Less fertilizer good news for the Great Barrier Reef
James Cook University researchers have shown a way to potentially halve the amount of fertiliser dairy farmers use while maintaining pasture yields, providing improved protection for the Great Barrier Reef.
JCU's Dr Paul Nelson said nitrogen from fertiliser spread on fields can have significant environmental effects on creeks and coastal waters.
"Ensuring plants have sufficient nitrogen is important for profitable farming, but it must be balanced with the potential for losses to the environment.
"The enhanced-efficiency fertiliser we tested on a North Queensland dairy farm provides a means to improve this balance on dairy farms," he said.
The team applied a relatively new nitrification inhibitor – a chemical that slows the conversion of nitrogen to easily lost forms – that allows more time for the fertiliser to be taken up by the roots of the plant for which it was intended.
Just half the usual amount of fertiliser was needed to achieve the same amount of pasture growth in a one-year trial.
"This is good news for farmers and for the Great Barrier Reef," said Dr Nelson.
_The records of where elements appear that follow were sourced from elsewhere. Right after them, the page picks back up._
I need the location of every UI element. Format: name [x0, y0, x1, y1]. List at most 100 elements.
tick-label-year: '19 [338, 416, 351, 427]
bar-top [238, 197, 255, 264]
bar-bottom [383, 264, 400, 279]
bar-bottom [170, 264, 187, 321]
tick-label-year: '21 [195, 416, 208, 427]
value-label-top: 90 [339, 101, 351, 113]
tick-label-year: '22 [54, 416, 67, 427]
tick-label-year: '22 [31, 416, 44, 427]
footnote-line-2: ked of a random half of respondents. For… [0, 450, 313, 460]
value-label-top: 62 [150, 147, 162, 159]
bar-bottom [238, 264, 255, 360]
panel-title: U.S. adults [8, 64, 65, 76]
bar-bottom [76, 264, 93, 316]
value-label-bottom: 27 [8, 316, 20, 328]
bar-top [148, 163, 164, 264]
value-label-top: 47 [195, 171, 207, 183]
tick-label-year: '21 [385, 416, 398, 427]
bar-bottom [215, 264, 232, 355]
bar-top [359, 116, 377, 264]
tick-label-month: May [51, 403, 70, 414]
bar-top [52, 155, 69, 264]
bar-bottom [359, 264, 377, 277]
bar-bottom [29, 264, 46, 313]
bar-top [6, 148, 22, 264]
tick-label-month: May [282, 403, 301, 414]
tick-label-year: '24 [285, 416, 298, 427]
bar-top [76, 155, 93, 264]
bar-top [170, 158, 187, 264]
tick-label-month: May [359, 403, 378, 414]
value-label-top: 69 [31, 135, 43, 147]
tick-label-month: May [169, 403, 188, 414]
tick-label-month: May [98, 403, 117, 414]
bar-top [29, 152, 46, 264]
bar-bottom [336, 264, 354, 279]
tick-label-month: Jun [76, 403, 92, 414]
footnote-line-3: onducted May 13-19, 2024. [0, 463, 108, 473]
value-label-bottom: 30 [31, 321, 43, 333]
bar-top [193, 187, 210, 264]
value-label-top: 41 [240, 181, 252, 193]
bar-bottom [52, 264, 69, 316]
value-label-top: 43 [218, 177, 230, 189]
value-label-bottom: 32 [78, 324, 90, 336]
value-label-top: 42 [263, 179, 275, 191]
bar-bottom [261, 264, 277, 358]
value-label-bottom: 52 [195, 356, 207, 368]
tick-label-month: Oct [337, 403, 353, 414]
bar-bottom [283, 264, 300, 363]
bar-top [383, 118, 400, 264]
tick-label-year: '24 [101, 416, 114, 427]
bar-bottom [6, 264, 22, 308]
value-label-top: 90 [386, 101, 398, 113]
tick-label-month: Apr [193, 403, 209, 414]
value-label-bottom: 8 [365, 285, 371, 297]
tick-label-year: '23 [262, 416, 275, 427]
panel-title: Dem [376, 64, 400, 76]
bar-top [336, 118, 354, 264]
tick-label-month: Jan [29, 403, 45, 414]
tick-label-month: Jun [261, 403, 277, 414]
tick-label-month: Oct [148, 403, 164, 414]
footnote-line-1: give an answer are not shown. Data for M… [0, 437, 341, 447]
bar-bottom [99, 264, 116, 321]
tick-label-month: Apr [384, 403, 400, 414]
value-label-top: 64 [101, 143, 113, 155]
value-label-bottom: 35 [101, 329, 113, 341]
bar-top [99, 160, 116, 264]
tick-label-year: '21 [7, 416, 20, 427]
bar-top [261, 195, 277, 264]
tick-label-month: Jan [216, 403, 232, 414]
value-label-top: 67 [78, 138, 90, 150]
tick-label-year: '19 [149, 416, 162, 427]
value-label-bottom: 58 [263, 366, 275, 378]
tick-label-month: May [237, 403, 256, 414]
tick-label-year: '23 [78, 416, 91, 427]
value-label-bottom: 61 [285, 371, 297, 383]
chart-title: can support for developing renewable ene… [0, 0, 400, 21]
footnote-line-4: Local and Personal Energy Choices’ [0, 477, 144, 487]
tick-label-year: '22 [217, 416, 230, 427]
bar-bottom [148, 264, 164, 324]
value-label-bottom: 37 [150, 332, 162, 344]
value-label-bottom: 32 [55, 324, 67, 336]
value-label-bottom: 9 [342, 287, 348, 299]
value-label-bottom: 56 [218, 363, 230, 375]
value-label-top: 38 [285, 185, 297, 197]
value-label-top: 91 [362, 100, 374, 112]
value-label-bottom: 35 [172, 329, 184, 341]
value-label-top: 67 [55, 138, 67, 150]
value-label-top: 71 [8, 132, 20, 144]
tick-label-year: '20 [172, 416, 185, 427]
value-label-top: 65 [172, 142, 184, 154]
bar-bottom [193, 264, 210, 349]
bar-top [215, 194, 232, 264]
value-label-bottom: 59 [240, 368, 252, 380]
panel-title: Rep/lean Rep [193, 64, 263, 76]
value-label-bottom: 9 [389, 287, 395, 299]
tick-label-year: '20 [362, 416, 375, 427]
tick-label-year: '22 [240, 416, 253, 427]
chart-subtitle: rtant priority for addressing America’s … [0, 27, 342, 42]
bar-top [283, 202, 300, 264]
The researchers also found that most of the excess nitrogen from the paddock was lost via leaching through the soil. The loss in surface runoff was negligible.
"So it worth determining optimum rates of this new fertiliser as a way of reducing leaching of nitrogen while maintaining profitability," Dr Nelson said.
He said that although dairy pastures are a relatively minor land use in the tropics, the amounts of nitrogen-based fertiliser they use are large, so reductions in pollution could be significant.
The research, supported by the Australian Government's 'Caring for Our Country, Reef Rescue' program, Queensland Dairyfarmers' Organisation and Incitec-Pivot, was conducted by James Cook University on a dairy farm at Ravenshoe in North Queensland.